According to The Hong Kong Post report, the CCP Propaganda Department (CCPPD) assesses the overall strength and efficacy of the propaganda system, i.e., external and internal today, considering, in particular, the impact of market forces on the media and academia domains.
The department also engages in 'proactive' propaganda', writing and disseminating the information that CCP believes should be transmitted to the world and instilled in various sectors.
Attempts have also been made by the CCCPPD to censor speech, promote disinformation and fill the internet with the government's preferred narratives.
A popular medium the CCPPD uses is YouTube which enables their hand-picked "frontier influencers" that push scripted narratives. These influencers are mainly China-based ethnic-minority influencers from troubled regions of Xinjiang, Tibet and Inner Mongolia, according to The Hong Kong Post report.

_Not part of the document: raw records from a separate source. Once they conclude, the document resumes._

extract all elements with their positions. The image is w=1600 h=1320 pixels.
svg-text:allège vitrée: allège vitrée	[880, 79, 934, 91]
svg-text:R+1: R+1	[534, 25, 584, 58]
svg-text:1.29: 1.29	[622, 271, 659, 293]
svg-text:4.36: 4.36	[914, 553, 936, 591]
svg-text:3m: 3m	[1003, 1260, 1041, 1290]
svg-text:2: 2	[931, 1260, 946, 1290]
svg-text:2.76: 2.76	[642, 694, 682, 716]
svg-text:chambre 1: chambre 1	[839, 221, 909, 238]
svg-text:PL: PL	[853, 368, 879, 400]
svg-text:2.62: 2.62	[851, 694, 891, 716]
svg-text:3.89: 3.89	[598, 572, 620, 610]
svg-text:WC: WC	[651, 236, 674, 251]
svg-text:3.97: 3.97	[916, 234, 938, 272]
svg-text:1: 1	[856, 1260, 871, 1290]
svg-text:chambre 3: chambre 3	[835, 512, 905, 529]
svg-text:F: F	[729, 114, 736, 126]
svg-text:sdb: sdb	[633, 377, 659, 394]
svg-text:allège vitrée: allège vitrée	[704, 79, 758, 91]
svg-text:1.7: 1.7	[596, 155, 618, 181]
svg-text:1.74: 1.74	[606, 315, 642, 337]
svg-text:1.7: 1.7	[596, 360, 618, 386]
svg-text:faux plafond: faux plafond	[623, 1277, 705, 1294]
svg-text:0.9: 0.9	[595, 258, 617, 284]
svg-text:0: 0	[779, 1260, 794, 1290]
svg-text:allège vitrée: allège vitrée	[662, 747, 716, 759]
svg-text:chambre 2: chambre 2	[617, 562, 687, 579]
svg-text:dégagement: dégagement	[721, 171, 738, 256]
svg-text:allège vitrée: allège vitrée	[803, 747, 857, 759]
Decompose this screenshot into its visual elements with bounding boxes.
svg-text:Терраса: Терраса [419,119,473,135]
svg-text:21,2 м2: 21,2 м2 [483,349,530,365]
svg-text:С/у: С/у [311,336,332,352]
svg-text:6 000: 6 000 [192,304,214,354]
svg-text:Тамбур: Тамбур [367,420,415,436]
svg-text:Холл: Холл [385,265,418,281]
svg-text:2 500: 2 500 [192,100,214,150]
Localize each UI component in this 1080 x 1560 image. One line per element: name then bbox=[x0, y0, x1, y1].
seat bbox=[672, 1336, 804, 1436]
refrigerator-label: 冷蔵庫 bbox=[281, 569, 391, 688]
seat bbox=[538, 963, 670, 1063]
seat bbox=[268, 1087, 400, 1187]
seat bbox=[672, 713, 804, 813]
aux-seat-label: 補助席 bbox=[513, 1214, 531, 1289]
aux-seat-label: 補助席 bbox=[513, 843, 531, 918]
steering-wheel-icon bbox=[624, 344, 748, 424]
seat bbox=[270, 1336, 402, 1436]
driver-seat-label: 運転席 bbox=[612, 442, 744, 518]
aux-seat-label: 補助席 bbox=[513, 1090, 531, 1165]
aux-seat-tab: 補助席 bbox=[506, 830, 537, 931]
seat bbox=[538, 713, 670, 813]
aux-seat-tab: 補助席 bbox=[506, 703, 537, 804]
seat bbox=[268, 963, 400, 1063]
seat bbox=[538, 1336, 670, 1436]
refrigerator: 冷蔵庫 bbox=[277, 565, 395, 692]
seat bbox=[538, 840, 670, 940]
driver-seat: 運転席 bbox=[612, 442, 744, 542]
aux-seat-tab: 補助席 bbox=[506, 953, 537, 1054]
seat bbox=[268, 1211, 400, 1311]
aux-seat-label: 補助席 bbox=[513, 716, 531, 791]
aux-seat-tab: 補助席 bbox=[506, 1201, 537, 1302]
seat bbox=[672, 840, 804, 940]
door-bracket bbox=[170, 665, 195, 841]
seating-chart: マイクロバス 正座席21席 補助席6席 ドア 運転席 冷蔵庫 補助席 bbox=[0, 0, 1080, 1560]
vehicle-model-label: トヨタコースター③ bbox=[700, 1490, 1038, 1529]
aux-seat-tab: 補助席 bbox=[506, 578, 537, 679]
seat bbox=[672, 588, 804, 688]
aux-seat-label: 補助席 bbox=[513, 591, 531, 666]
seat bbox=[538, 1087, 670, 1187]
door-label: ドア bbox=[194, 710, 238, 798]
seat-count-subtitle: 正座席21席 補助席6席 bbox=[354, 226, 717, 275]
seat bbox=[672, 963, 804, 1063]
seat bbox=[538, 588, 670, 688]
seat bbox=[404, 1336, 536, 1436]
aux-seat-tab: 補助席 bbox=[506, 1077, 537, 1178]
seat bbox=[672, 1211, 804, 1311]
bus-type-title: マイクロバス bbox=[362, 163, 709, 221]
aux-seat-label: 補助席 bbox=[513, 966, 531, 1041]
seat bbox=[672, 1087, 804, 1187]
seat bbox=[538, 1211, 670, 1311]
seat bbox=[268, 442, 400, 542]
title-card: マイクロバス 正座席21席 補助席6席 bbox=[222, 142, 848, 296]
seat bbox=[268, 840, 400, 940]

According to the same report, CCPPD has established media organisations abroad and trained journalists who are active members of the Belt and Road Media Cooperation Alliance/Union, the Belt and Road News Alliance, or other Belt and Road media networks that are connected to China actively to promote these narratives in order to change public behaviour and outlook towards the ideology being fed, e.g., Belt and Road Media Community, Belt and Road Journalists Network, Belt and Road News Network, or B&R TV Networks.
Taiwan, Canada, Peru, Australia, Germany, the UK, the Philippines, Pakistan, and Cambodia, are among the top countries targeted by CCPPD's narratives
The CCPPD dispels propaganda around Uyghur's ethnocide and denies the existence of human rights abuses by trained reporters, journalists or commentators, frontier influencers, and even celebrities.
The media recently reported that people in China are venting out their frustration over the Chinese Communist Party (CCP) enforcing new internet and cyberspace laws to censor content that goes against the party's image.
There were huge protests in China in late November and early December this year.
The Chinese Cyberspace Administration has issued regulations for the mobile and app makers to stop updating or improving apps that can help in uploading and downloading data or pictures which creates problems for the Chinese regime, according to Voices Against Autocracy (VOA) a private, non-governmental news organisation based in Vienna, Austria.
Internet censorship and control is not new to China, which has imposed strict guidelines since the year 2000. The country's Ministry of Public Security launched the Golden Shield Project, a labyrinthine mechanism of censorship and surveillance aimed at restricting contents and identifying and locating individuals, according to VOA.